Als men klikt op het lege veldje naast "Product" krijgt men een speciaal invoerveld: alle Insuline producten die hier ooit in je tablet werden ingegeven in het verleden worden bewaard en komen tevoorschijn in de groene vakjes. Nieuwe producten worden ook bewaard per toestel.

A31.png

Voetinspectie

Voetinspectie, als onderdeel van het diabetesdossier, kan men uitgebreid invullen in het tabblad naast diabetes.
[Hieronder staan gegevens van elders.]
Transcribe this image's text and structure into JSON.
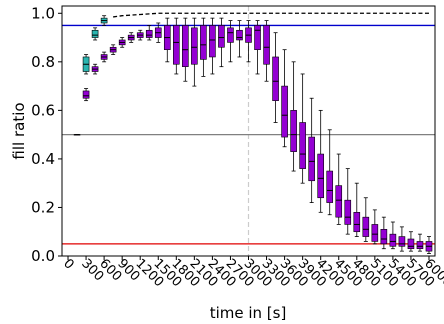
{
  "chart_data": {
    "type": "box",
    "xlabel": "time in [s]",
    "ylabel": "fill ratio",
    "xlim": [
      -100,
      6100
    ],
    "ylim": [
      0,
      1.03
    ],
    "xticks": [
      0,
      300,
      600,
      900,
      1200,
      1500,
      1800,
      2100,
      2400,
      2700,
      3000,
      3300,
      3600,
      3900,
      4200,
      4500,
      4800,
      5100,
      5400,
      5700,
      6000
    ],
    "yticks": [
      {
        "value": 0,
        "label": "0.0"
      },
      {
        "value": 0.2,
        "label": "0.2"
      },
      {
        "value": 0.4,
        "label": "0.4"
      },
      {
        "value": 0.6,
        "label": "0.6"
      },
      {
        "value": 0.8,
        "label": "0.8"
      },
      {
        "value": 1.0,
        "label": "1.0"
      }
    ],
    "hlines": [
      {
        "value": 0.95,
        "color": "#0000cc"
      },
      {
        "value": 0.5,
        "color": "#808080"
      },
      {
        "value": 0.05,
        "color": "#e00000"
      }
    ],
    "vlines": [
      {
        "value": 3000,
        "color": "#cccccc",
        "dashed": true
      }
    ],
    "series": [
      {
        "color": "#9400d3",
        "x": [
          150,
          300,
          450,
          600,
          750,
          900,
          1050,
          1200,
          1350,
          1500,
          1650,
          1800,
          1950,
          2100,
          2250,
          2400,
          2550,
          2700,
          2850,
          3000,
          3150,
          3300,
          3450,
          3600,
          3750,
          3900,
          4050,
          4200,
          4350,
          4500,
          4650,
          4800,
          4950,
          5100,
          5250,
          5400,
          5550,
          5700,
          5850,
          6000
        ],
        "stats": [
          [
            0.5,
            0.5,
            0.5,
            0.5,
            0.5
          ],
          [
            0.64,
            0.65,
            0.66,
            0.68,
            0.69
          ],
          [
            0.75,
            0.76,
            0.77,
            0.78,
            0.79
          ],
          [
            0.8,
            0.81,
            0.82,
            0.83,
            0.84
          ],
          [
            0.83,
            0.84,
            0.85,
            0.86,
            0.87
          ],
          [
            0.86,
            0.87,
            0.88,
            0.89,
            0.9
          ],
          [
            0.88,
            0.89,
            0.9,
            0.91,
            0.92
          ],
          [
            0.89,
            0.9,
            0.91,
            0.92,
            0.93
          ],
          [
            0.89,
            0.9,
            0.91,
            0.93,
            0.95
          ],
          [
            0.88,
            0.9,
            0.92,
            0.94,
            0.96
          ],
          [
            0.8,
            0.85,
            0.9,
            0.95,
            0.98
          ],
          [
            0.75,
            0.79,
            0.88,
            0.95,
            0.98
          ],
          [
            0.72,
            0.78,
            0.85,
            0.95,
            0.98
          ],
          [
            0.7,
            0.79,
            0.86,
            0.94,
            0.98
          ],
          [
            0.74,
            0.81,
            0.87,
            0.95,
            0.98
          ],
          [
            0.75,
            0.82,
            0.89,
            0.95,
            0.98
          ],
          [
            0.78,
            0.86,
            0.9,
            0.95,
            0.98
          ],
          [
            0.8,
            0.88,
            0.92,
            0.94,
            0.97
          ],
          [
            0.82,
            0.89,
            0.9,
            0.93,
            0.97
          ],
          [
            0.8,
            0.88,
            0.91,
            0.94,
            0.97
          ],
          [
            0.75,
            0.85,
            0.93,
            0.95,
            0.97
          ],
          [
            0.72,
            0.79,
            0.86,
            0.95,
            0.97
          ],
          [
            0.55,
            0.64,
            0.72,
            0.82,
            0.92
          ],
          [
            0.45,
            0.49,
            0.58,
            0.7,
            0.85
          ],
          [
            0.35,
            0.43,
            0.5,
            0.6,
            0.8
          ],
          [
            0.3,
            0.36,
            0.42,
            0.55,
            0.75
          ],
          [
            0.22,
            0.31,
            0.39,
            0.49,
            0.65
          ],
          [
            0.18,
            0.24,
            0.32,
            0.42,
            0.6
          ],
          [
            0.17,
            0.22,
            0.27,
            0.35,
            0.52
          ],
          [
            0.13,
            0.16,
            0.23,
            0.29,
            0.42
          ],
          [
            0.09,
            0.13,
            0.16,
            0.23,
            0.36
          ],
          [
            0.08,
            0.1,
            0.13,
            0.18,
            0.3
          ],
          [
            0.06,
            0.08,
            0.11,
            0.16,
            0.24
          ],
          [
            0.05,
            0.06,
            0.09,
            0.13,
            0.19
          ],
          [
            0.03,
            0.05,
            0.07,
            0.11,
            0.16
          ],
          [
            0.03,
            0.04,
            0.06,
            0.09,
            0.14
          ],
          [
            0.02,
            0.04,
            0.05,
            0.08,
            0.12
          ],
          [
            0.02,
            0.03,
            0.04,
            0.07,
            0.1
          ],
          [
            0.02,
            0.03,
            0.04,
            0.06,
            0.09
          ],
          [
            0.01,
            0.02,
            0.04,
            0.06,
            0.08
          ]
        ]
      },
      {
        "color": "#2ab5b0",
        "x": [
          300,
          450,
          600
        ],
        "stats": [
          [
            0.75,
            0.76,
            0.79,
            0.82,
            0.83
          ],
          [
            0.89,
            0.9,
            0.91,
            0.93,
            0.94
          ],
          [
            0.95,
            0.96,
            0.97,
            0.98,
            0.99
          ]
        ]
      }
    ],
    "lines": [
      {
        "color": "#000000",
        "dashed": true,
        "x": [
          750,
          900,
          1200,
          1500,
          6000
        ],
        "values": [
          0.985,
          0.99,
          0.995,
          1.0,
          1.0
        ]
      }
    ]
  }
}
A32.png

Medicatieschema

Palliatief

Voor palliatieve patiënten kan men hier de pijnkaart aanvullen, dit is dezelfde als die we bij de opvolging zagen.


Via de knop “Historiek” onderaan het scherm krijgt men een overzicht over de bezoeken heen:

Anamnese

Via het tabblad "Anamnese", kan men de anamnese van de patiënt bekijken en eventueel zaken toevoegen. U kan een medische diagnose, een pathologie, een allergie, leefgewoonten enz. toevoegen door op de knop onderaan "anamnese" te drukken.

Deze kan men een begin of einddatum geven.

Men kan ook aandoeningen opzoeken volgens de Belgische Unieke Identificator (IBUI genoemd) en zo een klinisch label selecteren. U geeft bijvoorbeeld de zoekterm "hoofdpijn" in en dan krijgt u alle aandoeningen met de term hoofdpijn.

Foto's

In de tablet zit een ingebouwde camera, waarmee je foto's kan maken (bijvoorbeeld interessant bij wondzorg) en deze aan het dossier kan toevoegen. Druk je op "nieuwe foto", dan opent er een nieuw scherm, neem foto. Van zodra het toetsenbord verschijnt om commentaar bij de foto in te geven, is de foto genomen. Deze wordt automatisch aan het dossier toegevoegd van waaruit je het bezoek afhandelt.

Via historiek kan men alle foto's van deze patiënt bekijken die ervoor werden genomen.

Besluit

Nadat de nodige tabbladen zijn aangevuld, klikken we op “Terug” en keren we terug naar de werklijst. De volgende patiënt wordt automatisch geselecteerd in je werklijst, met de bijhorende uit te voeren zorgen.

Bij de vorige patiënt kan je merken dat de zorgen in het groen (ingelezen ID) of blauw (niet-ingelezen ID) staan nu en dat de zorgcodes onderlijnd zijn als er commentaar werd gegeven bij de zorg. Op die manier werkt men de hele werklijst af.